Back in 1991, Jack presented a delightfully simple method for analyzing stock returns. He distinguished between the market’s investment return and its speculative return. The investment return consists of the market’s initial dividend yield, plus growth in earnings. What about the speculative return? That’s reflected in the varying price put on those earnings, as measured by the market’s price-earnings ratio, or P/E.
When investors are exuberant, the P/E ratio might climb above 20. When they’re fearful, it could fall below 12. But if there’s no change in the P/E, then all you collect is the investment return: You pocket the dividend yield, plus the price of your shares should march higher along with earnings.
So what does the future hold? In an article just published in the Journal of Portfolio Management, Jack and co-author Michael Nolan note that the U.S. market’s initial dividend yield is around 2% and that “earnings seem likely to increase at around 5%, or perhaps even less, during the coming decade.” That would put the market’s investment return at 7% a year.

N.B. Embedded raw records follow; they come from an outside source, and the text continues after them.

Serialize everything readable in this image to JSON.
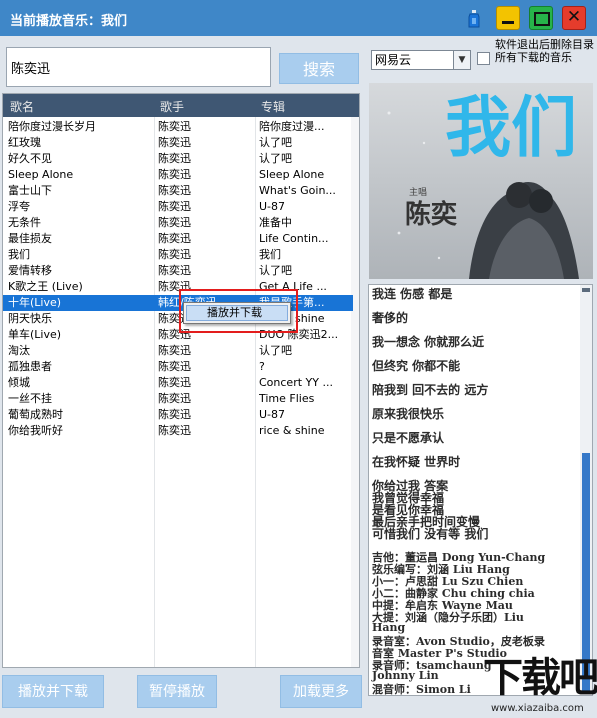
{
  "window": {
    "title": "当前播放音乐：我们"
  },
  "search": {
    "value": "陈奕迅",
    "button_label": "搜索"
  },
  "source": {
    "selected": "网易云"
  },
  "option": {
    "delete_on_exit_label": "软件退出后删除目录所有下载的音乐"
  },
  "table": {
    "columns": [
      "歌名",
      "歌手",
      "专辑"
    ],
    "rows": [
      [
        "陪你度过漫长岁月",
        "陈奕迅",
        "陪你度过漫..."
      ],
      [
        "红玫瑰",
        "陈奕迅",
        "认了吧"
      ],
      [
        "好久不见",
        "陈奕迅",
        "认了吧"
      ],
      [
        "Sleep Alone",
        "陈奕迅",
        "Sleep Alone"
      ],
      [
        "富士山下",
        "陈奕迅",
        "What's Goin..."
      ],
      [
        "浮夸",
        "陈奕迅",
        "U-87"
      ],
      [
        "无条件",
        "陈奕迅",
        "准备中"
      ],
      [
        "最佳损友",
        "陈奕迅",
        "Life Contin..."
      ],
      [
        "我们",
        "陈奕迅",
        "我们"
      ],
      [
        "爱情转移",
        "陈奕迅",
        "认了吧"
      ],
      [
        "K歌之王 (Live)",
        "陈奕迅",
        "Get A Life ..."
      ],
      [
        "十年(Live)",
        "韩红/陈奕迅",
        "我是歌手第..."
      ],
      [
        "阴天快乐",
        "陈奕迅",
        "rice & shine"
      ],
      [
        "单车(Live)",
        "陈奕迅",
        "DUO 陈奕迅2..."
      ],
      [
        "淘汰",
        "陈奕迅",
        "认了吧"
      ],
      [
        "孤独患者",
        "陈奕迅",
        "?"
      ],
      [
        "倾城",
        "陈奕迅",
        "Concert YY ..."
      ],
      [
        "一丝不挂",
        "陈奕迅",
        "Time Flies"
      ],
      [
        "葡萄成熟时",
        "陈奕迅",
        "U-87"
      ],
      [
        "你给我听好",
        "陈奕迅",
        "rice & shine"
      ]
    ],
    "selected_index": 11
  },
  "context_menu": {
    "item": "播放并下载"
  },
  "buttons": {
    "play_download": "播放并下载",
    "pause": "暂停播放",
    "load_more": "加载更多"
  },
  "album": {
    "title_text": "我们",
    "singer": "陈奕",
    "sub": "主唱"
  },
  "lyrics": {
    "lines": [
      "我连 伤感 都是",
      "奢侈的",
      "我一想念 你就那么近",
      "但终究 你都不能",
      "陪我到 回不去的 远方",
      "原来我很快乐",
      "只是不愿承认",
      "在我怀疑 世界时",
      "你给过我 答案",
      "我曾觉得幸福",
      "是看见你幸福",
      "最后亲手把时间变慢",
      "可惜我们 没有等 我们",
      "吉他：董运昌 Dong Yun-Chang",
      "弦乐编写：刘涵 Liu Hang",
      "小一：卢思甜 Lu Szu Chien",
      "小二：曲静家 Chu ching chia",
      "中提：牟启东 Wayne Mau",
      "大提：刘涵（隐分子乐团）Liu",
      "Hang",
      "录音室：Avon Studio，皮老板录",
      "音室 Master P's Studio",
      "录音师：tsamchaung",
      "Johnny Lin",
      "混音师：Simon Li"
    ]
  },
  "watermark": {
    "main": "下载吧",
    "sub": "www.xiazaiba.com"
  },
  "colors": {
    "titlebar": "#3f87c8",
    "button": "#a9cdee",
    "table_header": "#3f5773",
    "selection": "#1874d6",
    "album_text": "#30b7ea",
    "highlight_box": "#e31d1d"
  }
}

But they say a decline in the P/E ratio toward historical norms might knock one percentage point a year off the market’s return, “reducing stocks’ annual investment return of 7% to 6% per year in nominal terms.”
What should investors do? That’s easy. Americans need to save like crazy to compensate for the market’s likely modest gains—and they should make sure they capture as much of those gains as possible, by opting for low-cost market-tracking index funds.